Native Guard by Natasha Trethewey

Have you heard of Natasha Trethewey?  If not, you should.  She is a contemporary poet doing great things with word, image, and form.  Her Native Guard (2006) won the Pulitzer Prize, and I just got around to reading the full collection today during my anti-office hours at home while the rain came steadily down.  I have had the pleasure of hearing Trethewey speak several times at the Conference on Southern Literature, and when I say she has a commanding presence, I hope you'll believe me.  If not, click here to hear her read "Miscegenation," one of the poems in this fine collection.  Her most recent publication is a memoir called Beyond Katrina, and she has a new book due out next fall.

This collection is divided into three sections.  The first focuses on the author's mother, the second on portions of our nation's (and specifically Mississippi's) history, and the third provides a melange of poems about the south and a broader view of race and society.  There are many fine moments (including "Miscegenation" read by the author at the link above), and a few others I might quibble over, but Trethewey remains an important voice in American poetry today. 

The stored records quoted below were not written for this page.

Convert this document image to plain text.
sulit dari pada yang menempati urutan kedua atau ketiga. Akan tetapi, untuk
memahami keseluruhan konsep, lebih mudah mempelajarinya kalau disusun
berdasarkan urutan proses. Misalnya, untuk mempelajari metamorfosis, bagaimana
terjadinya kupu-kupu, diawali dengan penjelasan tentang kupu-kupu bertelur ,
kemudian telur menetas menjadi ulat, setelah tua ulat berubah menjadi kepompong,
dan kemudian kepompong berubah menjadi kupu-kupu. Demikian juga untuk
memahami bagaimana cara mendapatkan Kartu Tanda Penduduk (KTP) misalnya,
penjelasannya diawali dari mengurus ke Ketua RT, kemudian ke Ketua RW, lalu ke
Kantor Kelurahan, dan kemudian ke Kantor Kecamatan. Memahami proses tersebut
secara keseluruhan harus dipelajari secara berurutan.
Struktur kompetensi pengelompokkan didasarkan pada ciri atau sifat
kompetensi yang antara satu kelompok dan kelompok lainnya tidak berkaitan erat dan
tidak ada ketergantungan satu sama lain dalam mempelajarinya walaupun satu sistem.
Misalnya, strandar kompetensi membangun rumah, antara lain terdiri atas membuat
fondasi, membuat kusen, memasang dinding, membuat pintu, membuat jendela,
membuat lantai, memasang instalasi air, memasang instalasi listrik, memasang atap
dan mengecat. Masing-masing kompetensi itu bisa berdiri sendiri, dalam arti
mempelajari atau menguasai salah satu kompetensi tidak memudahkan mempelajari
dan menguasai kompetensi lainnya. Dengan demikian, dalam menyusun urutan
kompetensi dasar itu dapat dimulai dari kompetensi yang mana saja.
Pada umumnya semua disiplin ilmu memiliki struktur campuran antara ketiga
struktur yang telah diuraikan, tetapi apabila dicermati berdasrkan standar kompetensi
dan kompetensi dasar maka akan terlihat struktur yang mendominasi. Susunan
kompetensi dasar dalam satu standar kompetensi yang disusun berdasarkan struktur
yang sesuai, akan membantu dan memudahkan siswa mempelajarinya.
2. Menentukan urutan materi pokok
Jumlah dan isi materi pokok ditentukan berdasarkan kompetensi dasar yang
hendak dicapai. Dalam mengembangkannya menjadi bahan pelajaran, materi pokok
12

I think my favorite of this set is "Southern Crescent," found in the first section.  It provides a beautiful reflection on family, identity, and memory, and the final lines still echo in my hearing.  "Myth" is a stunner of an effort - a palindrom-esque poem, where the last nine lines are the same as the first nine, except in reverse order.  It provides a thoughtful effect, a weight to each line that is unexpected at first reading of it.  I also like the indictment present in "Southern History," which concludes with:

History, the teacher said, of the old South -

a true account of how things were back then.
On screen a slave stood big as life: big mouth,

bucked eyes, our textbook's grinning proof - a lie
my teacher guarded.  Silent, so did I.
It has a quiet force; she is a quiet force.  Please acquaint yourself to her work and her voice.

ps: If you are paying attention to the photo above, you'll see that I have something up my sleeve regarding this book.  Perhaps at some point, I'll report on the result of such a crazy action.  


  1. Wow, this sounds fantastic. I'm going to have to check out her work. Thanks for the great review!